Friday, 8 October 2010

My Top Ten List - Number 10

Well, here it is; let the bells ring and the banners fly. This post will cover one of my All-time Top Ten favourite books. A bit of a explanation first as to how I chose them. I would say that my top five were relatively easy. But in my Top Ten, I initially had 15 or so books. In general, I chose books that were timeless to me; books I can pick up at any time and read with complete enjoyment. Some, and here I'm probably talking mostly about the top five or six, I've read a few times. Others I may only have read once, but they did have quite an impact on me; books I can recall fairly easily, also books that I've enjoyed in other formats such as movies.

Looking at my list, I do have a preponderance of science fiction, but that has always been one of my favourite styles of literature. I'll maybe talk more about sci-fi in future blogs, but sci-fi, at its best, can be all-encompassing, from the most exciting adventures on far flung planets to discussion of personal and current worldly issues and finally to true scientific issues. But at this point I'm digressing as my first book is not sci-fi. The choice of making this story number ten might be somewhat arbitrary as I'm only really sure which make up the top three or four. But be that as it may, it's a good starting point.

Barbara Tuchman is a prominent historian who won the Pulitzer Prize for my number Ten book, The Guns of August.  The book was initially published in 1962 and according to the Foreword of this edition was an immediate success; which isn't surprising to me at all.

I had reread this novel recently as my good wife got it for me for Xmas 2009. As I was making up my Top Ten list, I tried to remember the first time I read The Guns of August. I want to say it was when my father was stationed in Chatham, New Brunswick in the 1960's and that I got it from the base library. It was a place I loved to frequent, browsing the shelves for interesting looking books.

However, it is possible that it was in Grade 9, while we were in Lahr, Germany, 1971. I was a member of the Library club (yup, you've got it; I was a bit of a geek) so had even more ready access to the books there and took full advantage of the library.

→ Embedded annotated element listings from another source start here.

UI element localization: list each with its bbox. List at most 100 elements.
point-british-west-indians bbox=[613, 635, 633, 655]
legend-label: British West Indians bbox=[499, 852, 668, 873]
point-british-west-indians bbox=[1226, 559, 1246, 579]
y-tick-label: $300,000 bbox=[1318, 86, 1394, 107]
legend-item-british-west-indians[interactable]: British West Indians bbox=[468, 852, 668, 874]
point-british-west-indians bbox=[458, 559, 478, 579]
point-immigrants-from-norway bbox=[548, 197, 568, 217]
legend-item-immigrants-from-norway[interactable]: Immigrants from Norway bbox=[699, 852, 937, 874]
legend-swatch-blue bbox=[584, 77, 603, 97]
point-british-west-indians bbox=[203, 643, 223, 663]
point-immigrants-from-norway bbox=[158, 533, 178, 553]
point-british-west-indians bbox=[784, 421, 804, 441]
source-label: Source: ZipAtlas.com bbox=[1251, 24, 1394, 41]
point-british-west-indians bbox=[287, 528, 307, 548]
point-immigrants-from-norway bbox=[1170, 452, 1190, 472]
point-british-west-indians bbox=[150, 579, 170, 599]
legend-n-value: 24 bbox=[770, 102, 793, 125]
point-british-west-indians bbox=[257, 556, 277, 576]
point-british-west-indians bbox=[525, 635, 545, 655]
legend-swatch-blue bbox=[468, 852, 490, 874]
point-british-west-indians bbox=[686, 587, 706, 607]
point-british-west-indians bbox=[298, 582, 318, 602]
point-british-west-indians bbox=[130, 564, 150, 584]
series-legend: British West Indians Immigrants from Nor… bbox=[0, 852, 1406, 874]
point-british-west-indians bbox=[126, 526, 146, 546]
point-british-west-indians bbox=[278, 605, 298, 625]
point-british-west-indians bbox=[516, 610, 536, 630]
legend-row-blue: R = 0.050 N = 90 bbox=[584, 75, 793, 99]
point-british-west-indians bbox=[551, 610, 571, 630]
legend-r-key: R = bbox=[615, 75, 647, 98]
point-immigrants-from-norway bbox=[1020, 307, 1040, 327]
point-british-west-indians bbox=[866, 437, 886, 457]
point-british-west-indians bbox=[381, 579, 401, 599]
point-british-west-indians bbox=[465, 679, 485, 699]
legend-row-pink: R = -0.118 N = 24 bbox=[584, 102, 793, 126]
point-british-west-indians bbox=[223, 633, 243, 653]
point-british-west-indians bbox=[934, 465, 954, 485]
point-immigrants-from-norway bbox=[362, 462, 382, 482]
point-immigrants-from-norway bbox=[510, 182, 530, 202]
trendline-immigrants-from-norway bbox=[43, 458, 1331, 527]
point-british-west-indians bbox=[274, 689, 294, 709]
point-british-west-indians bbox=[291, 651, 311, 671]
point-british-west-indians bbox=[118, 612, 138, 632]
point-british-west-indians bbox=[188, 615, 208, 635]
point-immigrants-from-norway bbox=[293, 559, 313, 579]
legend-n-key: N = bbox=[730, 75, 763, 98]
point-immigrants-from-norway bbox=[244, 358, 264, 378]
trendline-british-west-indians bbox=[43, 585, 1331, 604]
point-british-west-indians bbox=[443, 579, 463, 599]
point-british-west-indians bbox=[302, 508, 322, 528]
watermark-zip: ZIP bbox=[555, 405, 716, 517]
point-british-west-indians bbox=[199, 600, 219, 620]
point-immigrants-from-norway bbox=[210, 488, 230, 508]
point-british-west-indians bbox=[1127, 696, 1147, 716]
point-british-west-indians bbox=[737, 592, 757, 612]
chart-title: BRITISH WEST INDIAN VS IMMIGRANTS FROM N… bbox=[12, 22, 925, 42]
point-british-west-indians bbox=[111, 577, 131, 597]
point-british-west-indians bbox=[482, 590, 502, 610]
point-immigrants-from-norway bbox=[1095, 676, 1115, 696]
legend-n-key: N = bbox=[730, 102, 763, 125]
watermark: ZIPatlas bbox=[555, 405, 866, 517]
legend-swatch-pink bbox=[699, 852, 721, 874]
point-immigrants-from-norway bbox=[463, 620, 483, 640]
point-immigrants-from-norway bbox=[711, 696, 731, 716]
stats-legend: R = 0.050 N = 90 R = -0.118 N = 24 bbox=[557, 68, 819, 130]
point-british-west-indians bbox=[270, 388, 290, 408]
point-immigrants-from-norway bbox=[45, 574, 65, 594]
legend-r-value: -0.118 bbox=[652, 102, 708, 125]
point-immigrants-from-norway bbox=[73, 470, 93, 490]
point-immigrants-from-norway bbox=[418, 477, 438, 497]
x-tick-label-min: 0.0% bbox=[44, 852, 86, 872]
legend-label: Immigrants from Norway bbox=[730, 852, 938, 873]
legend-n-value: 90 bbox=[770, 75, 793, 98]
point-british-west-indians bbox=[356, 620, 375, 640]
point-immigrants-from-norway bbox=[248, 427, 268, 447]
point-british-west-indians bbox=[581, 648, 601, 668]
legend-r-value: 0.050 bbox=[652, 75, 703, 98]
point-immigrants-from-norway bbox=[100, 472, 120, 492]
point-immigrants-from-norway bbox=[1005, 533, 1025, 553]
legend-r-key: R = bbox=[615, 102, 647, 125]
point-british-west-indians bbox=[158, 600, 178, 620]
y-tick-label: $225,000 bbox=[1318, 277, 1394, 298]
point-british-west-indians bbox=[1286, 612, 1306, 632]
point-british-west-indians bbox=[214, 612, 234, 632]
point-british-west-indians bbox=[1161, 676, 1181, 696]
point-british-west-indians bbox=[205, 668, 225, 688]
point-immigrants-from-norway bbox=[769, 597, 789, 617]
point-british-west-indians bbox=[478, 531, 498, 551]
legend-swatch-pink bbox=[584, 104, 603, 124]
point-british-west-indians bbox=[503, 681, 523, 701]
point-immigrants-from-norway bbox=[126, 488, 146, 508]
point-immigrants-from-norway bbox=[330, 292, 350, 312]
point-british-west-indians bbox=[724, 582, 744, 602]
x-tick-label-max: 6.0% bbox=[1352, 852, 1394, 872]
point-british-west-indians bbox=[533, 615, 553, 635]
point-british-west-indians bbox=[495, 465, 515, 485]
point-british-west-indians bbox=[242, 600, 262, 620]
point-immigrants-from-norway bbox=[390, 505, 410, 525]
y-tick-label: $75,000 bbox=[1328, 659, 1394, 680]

At any rate, the book was fascinating. Briefly, it covers the first month of WWI. It details the declaration of war and ends with the stop of the relentless advance of the German army through Luxembourg, Belgium and France, by the Franco-English alliance.

Barbara Tuchman turns these events into a tense, exciting story. She details the negotiations between France and England to try and get England into the war. It covers the brave defence of Belgium as they wait fruitlessly for assistance from England and France. She covers the main personalities of the war on both sides, making them interesting and real and often covers minute details and events that make you feel as though you are in the action. The story held my attention when I read it so many years ago, back in the late 60's and once again when I read it in early 2010.

Whether you enjoy history or not, this is a must read as it provides an excellent perspective of these critical events that culminated in the 'War to End all Wars'. Having read the story once again, it's made me interested in reading others of Barbara Tuchman's histories, especially The Zimmerman Telegram which deals with an incident between Germany and Mexico in 1917 and was an influence in provoking the US entry into WWI.

History was never my favourite subject in school. In fact, at the first opportunity, when I had more choice in the subjects I could take, I dropped it. However, books like The Guns of August and others, e.g. Vimy by Pierre Berton, Paris 1919 by Margaret MacMillan, The Meaning of Everything by Simon Winchester, etc. have held my interest and made the past come alive. I plan to discuss in more detail some of the historic novels that grabbed my attention in future Blogs.

But to summarize, if you want to read about and feel the events that led up to the initial invasion of France by the German army in August 1914, start with Barbara Tuchman's The Guns of August.